The Japanese rental market is 19.25m and GA have 5.7m units so 28% of the market use GA for rental management. Yet only 0.1% of the market bought via GA’s acquisition service. Putting the web sites together was the key to drive higher level of cross sell and adoption of its buy and sell services for BTL landlords.
There are 114k Real Estate firms in Japan and 4.5k use GA’s data services.
GA Data Services is essentially a CRM system replacing pen and paper, people’s heads and excel spreadsheets - currently used by the vast majority.
GA have a medium term plan to grow profit margins from 13.3% today to 17.9% by FY26 and 20% longer term. 13.3% was a +205% increase on 1Q24…...
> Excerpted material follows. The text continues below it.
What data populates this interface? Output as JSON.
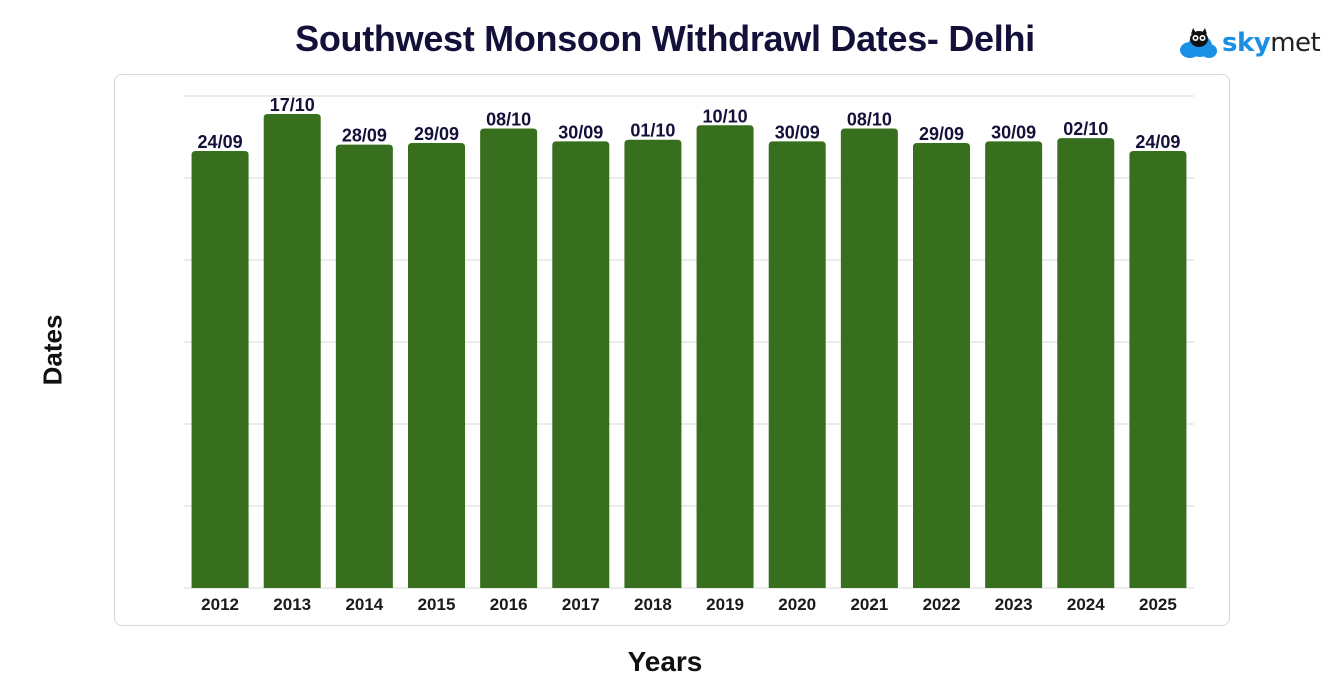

Slightly down on 4Q24, but 1Q is a slow quarter for Japanese real estate.
Conclusion
GA appears to be an exciting way to access “RightRent” consolidation of Real Estate rentals. 1209m yen profit 1Q25 annualised equals a £25.7m profit on a £281m market cap putting it at a 10.9X P/E.
Extraordinary value.
While battered stories like Harmonic are down a third, are releasing products that are world-class for rapidly-growing markets of robotics and EVs, and speak of focus on a turnaround strategy.
I remain optimistic about the prospects here.
Regards
The Oak Bloke
Disclaimers:
This is not advice
Micro cap and Nano cap holdings including those held within a fund might have a higher risk and higher volatility than companies that are traditionally defined as "blue chip"
Hi Oak Bloke, Thanks for your posts which I recently discovered. Great Stuff.
Am interested why you choose this fund and not the investment trust version though? The Shin Nippon trust is on a discount to NAV so may be better value?